Snyder aims for the project to be geographically comprehensive. Before this summer and before the coronavirus pandemic began, she had conducted research at the American University of Beirut and the American School for Classical Studies in Athens as well as in the records of the American Academy in Rome and Robert College in Istanbul. As more institutions with archives open up, she plans to further broaden the sample of where American expatriates have gone.
Guy Ziv, Faculty
Professor Guy Ziv received a 2021 SIS Dean’s Summer Research Award, through which he was able to travel to and conduct research in Israel. Ziv wanted to explore the political attitudes of Israeli youth, but getting this project off the ground proved challenging in the midst of the coronavirus pandemic and a month after the widely-covered spike in conflict between Israelis and Palestinians in May. After acquiring the necessary approvals and taking the necessary precautions, Ziv spent three weeks collaborating with Israeli pollsters, academics, and youth and conducted focus groups with young Israelis who are old enough to vote.
“There have been some surveys over the years on the attitudes of Israeli youth which point to a much more conservative attitude among them in comparison to the older generations in Israel,” says Ziv. “So, I thought this is something worth digging into because it has so many implications for US-Israeli relations as well as for the peace process.”
Ziv plans to continue data collection for this research, but he has been able to make several observations based on the data he’s collected so far. For example, traditionally, Israelis’ stances on the Israeli-Palestinian conflict is what dictates whether they lean left or right on the political spectrum. For current Israeli youth, that might not necessarily be the case.

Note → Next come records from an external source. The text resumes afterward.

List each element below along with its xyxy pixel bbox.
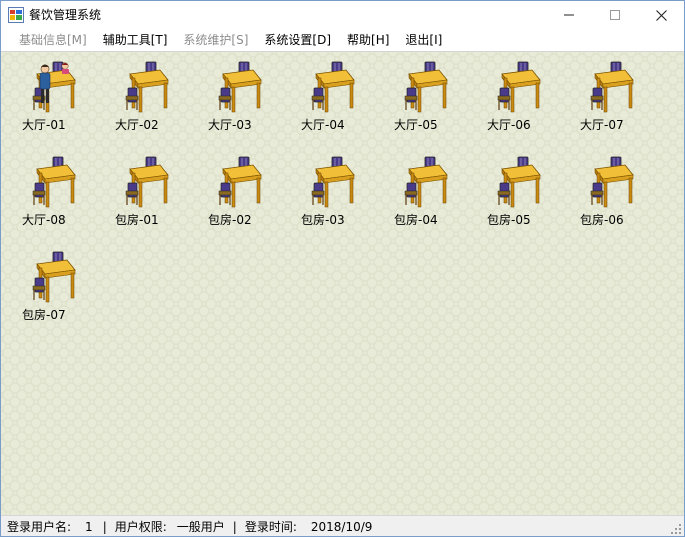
dining-table-icon	[125, 61, 169, 113]
menu-basic-info[interactable]: 基础信息[M]	[11, 29, 95, 51]
menu-exit[interactable]: 退出[I]	[397, 29, 450, 51]
status-role-label: 用户权限:	[114, 520, 167, 534]
maximize-icon	[610, 10, 620, 20]
menu-help[interactable]: 帮助[H]	[339, 29, 397, 51]
dining-table-icon	[311, 156, 355, 208]
table-label: 包房-07	[22, 308, 66, 322]
table-item-1[interactable]: 大厅-01	[7, 60, 87, 140]
window-title: 餐饮管理系统	[29, 8, 102, 22]
dining-table-icon	[125, 156, 169, 208]
table-label: 包房-05	[487, 213, 531, 227]
table-label: 大厅-04	[301, 118, 345, 132]
dining-table-icon	[32, 251, 76, 303]
app-icon	[8, 7, 24, 23]
dining-table-icon	[218, 61, 262, 113]
table-label: 大厅-01	[22, 118, 66, 132]
status-user-label: 登录用户名:	[7, 520, 72, 534]
status-separator: |	[102, 519, 107, 534]
table-item-4[interactable]: 大厅-04	[286, 60, 366, 140]
table-item-3[interactable]: 大厅-03	[193, 60, 273, 140]
table-label: 包房-04	[394, 213, 438, 227]
table-label: 包房-01	[115, 213, 159, 227]
dining-table-icon	[590, 61, 634, 113]
menu-bar: 基础信息[M] 辅助工具[T] 系统维护[S] 系统设置[D] 帮助[H] 退出…	[1, 29, 684, 51]
table-item-15[interactable]: 包房-07	[7, 250, 87, 330]
status-bar: 登录用户名: 1 | 用户权限: 一般用户 | 登录时间: 2018/10/9	[1, 515, 684, 536]
dining-table-icon	[32, 156, 76, 208]
resize-grip-icon[interactable]	[670, 523, 682, 535]
table-item-11[interactable]: 包房-03	[286, 155, 366, 235]
table-label: 包房-06	[580, 213, 624, 227]
dining-table-icon	[404, 156, 448, 208]
table-item-9[interactable]: 包房-01	[100, 155, 180, 235]
status-time-value: 2018/10/9	[310, 519, 373, 534]
dining-table-icon	[497, 61, 541, 113]
maximize-button[interactable]	[592, 1, 638, 29]
dining-table-icon	[32, 61, 76, 113]
table-label: 大厅-07	[580, 118, 624, 132]
table-label: 大厅-03	[208, 118, 252, 132]
status-time-label: 登录时间:	[244, 520, 297, 534]
minimize-button[interactable]	[546, 1, 592, 29]
table-item-10[interactable]: 包房-02	[193, 155, 273, 235]
table-item-14[interactable]: 包房-06	[565, 155, 645, 235]
close-button[interactable]	[638, 1, 684, 29]
table-label: 大厅-06	[487, 118, 531, 132]
table-label: 包房-03	[301, 213, 345, 227]
table-label: 大厅-02	[115, 118, 159, 132]
close-icon	[655, 9, 667, 21]
minimize-icon	[564, 14, 574, 16]
dining-table-icon	[497, 156, 541, 208]
table-item-12[interactable]: 包房-04	[379, 155, 459, 235]
menu-tools[interactable]: 辅助工具[T]	[95, 29, 176, 51]
table-grid: 大厅-01 大厅-02 大厅-03 大厅-04 大厅-05 大厅-06 大厅-0…	[1, 51, 684, 516]
app-window: 餐饮管理系统 基础信息[M] 辅助工具[T] 系统维护[S] 系统设置[D] 帮…	[0, 0, 685, 537]
dining-table-icon	[218, 156, 262, 208]
dining-table-icon	[590, 156, 634, 208]
table-item-8[interactable]: 大厅-08	[7, 155, 87, 235]
table-item-2[interactable]: 大厅-02	[100, 60, 180, 140]
table-label: 大厅-05	[394, 118, 438, 132]
status-role-value: 一般用户	[176, 520, 225, 534]
table-item-7[interactable]: 大厅-07	[565, 60, 645, 140]
table-item-13[interactable]: 包房-05	[472, 155, 552, 235]
title-bar[interactable]: 餐饮管理系统	[1, 1, 684, 29]
menu-settings[interactable]: 系统设置[D]	[256, 29, 339, 51]
table-item-6[interactable]: 大厅-06	[472, 60, 552, 140]
table-label: 包房-02	[208, 213, 252, 227]
dining-table-icon	[404, 61, 448, 113]
status-separator: |	[232, 519, 237, 534]
menu-maintenance[interactable]: 系统维护[S]	[175, 29, 256, 51]
table-label: 大厅-08	[22, 213, 66, 227]
table-item-5[interactable]: 大厅-05	[379, 60, 459, 140]
status-user-value: 1	[85, 519, 93, 534]
dining-table-icon	[311, 61, 355, 113]
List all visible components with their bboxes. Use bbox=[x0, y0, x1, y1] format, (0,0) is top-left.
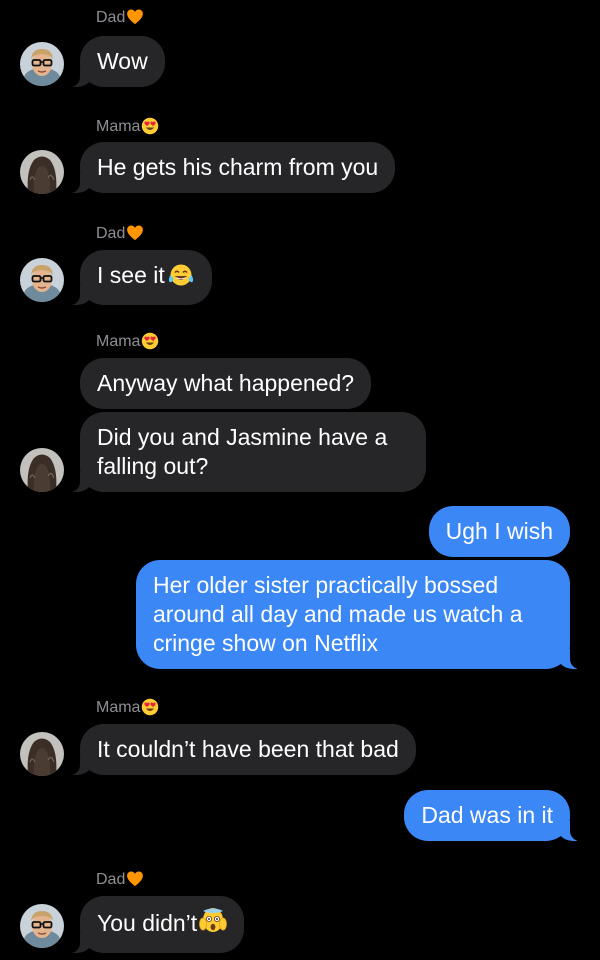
message-text: Dad was in it bbox=[421, 802, 553, 828]
sender-name: Dad bbox=[96, 870, 144, 894]
sender-name: Mama bbox=[96, 698, 159, 722]
avatar[interactable] bbox=[20, 150, 64, 194]
tears-of-joy-icon bbox=[167, 263, 195, 294]
message-text: It couldn’t have been that bad bbox=[97, 736, 399, 762]
avatar[interactable] bbox=[20, 258, 64, 302]
avatar[interactable] bbox=[20, 448, 64, 492]
heart-eyes-icon bbox=[141, 117, 159, 141]
message-bubble[interactable]: It couldn’t have been that bad bbox=[70, 724, 416, 775]
sender-name: Mama bbox=[96, 117, 159, 141]
message-bubble[interactable]: Her older sister practically bossed arou… bbox=[136, 560, 580, 669]
message-text: Her older sister practically bossed arou… bbox=[153, 572, 523, 656]
message-bubble[interactable]: I see it bbox=[70, 250, 212, 305]
message-text: You didn’t bbox=[97, 910, 198, 936]
message-bubble[interactable]: He gets his charm from you bbox=[69, 142, 396, 193]
message-bubble[interactable]: Anyway what happened? bbox=[80, 358, 372, 409]
message-text: Did you and Jasmine have a falling out? bbox=[97, 424, 388, 479]
message-text: He gets his charm from you bbox=[97, 154, 379, 180]
heart-eyes-icon bbox=[141, 698, 159, 722]
screaming-face-icon bbox=[199, 907, 227, 942]
avatar[interactable] bbox=[20, 904, 64, 948]
message-bubble[interactable]: Did you and Jasmine have a falling out? bbox=[70, 412, 426, 492]
message-text: I see it bbox=[97, 262, 165, 288]
message-text: Ugh I wish bbox=[445, 518, 553, 544]
message-bubble[interactable]: Ugh I wish bbox=[428, 506, 570, 557]
heart-eyes-icon bbox=[141, 332, 159, 356]
avatar[interactable] bbox=[20, 732, 64, 776]
sender-name: Mama bbox=[96, 332, 159, 356]
orange-heart-icon bbox=[126, 870, 144, 894]
message-bubble[interactable]: Dad was in it bbox=[404, 790, 580, 841]
sender-name: Dad bbox=[96, 8, 144, 32]
message-text: Wow bbox=[97, 48, 148, 74]
orange-heart-icon bbox=[126, 224, 144, 248]
orange-heart-icon bbox=[126, 8, 144, 32]
message-bubble[interactable]: Wow bbox=[70, 36, 165, 87]
message-bubble[interactable]: You didn’t bbox=[69, 896, 245, 953]
sender-name: Dad bbox=[96, 224, 144, 248]
message-text: Anyway what happened? bbox=[97, 370, 355, 396]
avatar[interactable] bbox=[20, 42, 64, 86]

“In Israel, those on the right want to keep the occupied territories, which they believe belong to the Jewish people, while those on the left are willing to part ways with most of these territories in order to establish a Palestinian state that would live side-by-side in peace with Israel. But for many young Israelis, the conflict isn’t something they even discuss,” says Ziv. “They’ve grown up in an era in which there has been no peace process, where almost no one is talking about resolving the conflict with the Palestinians. Instead, they’re focused on bread and butter issues like housing and the high cost of living.”
According to Ziv, religiosity plays an important role in determining where Jewish-Israelis fall on the political spectrum. Those who define themselves as religious tend to affiliate more with the conservative political orientation than do those who are more secular.
He also believes Israel’s leadership is another important factor in the political affiliations of young Israelis. Because Benjamin Netanyahu had been prime minister for most of the Israeli youth’s lives, and the opposition had been weak and divided, young Israelis had been mostly exposed to one dominant narrative, which wasn’t effectively challenged: “This generation, who grew up with one leader with one set of policies and one narrative, adopted a much more conservative discourse than previous generations.”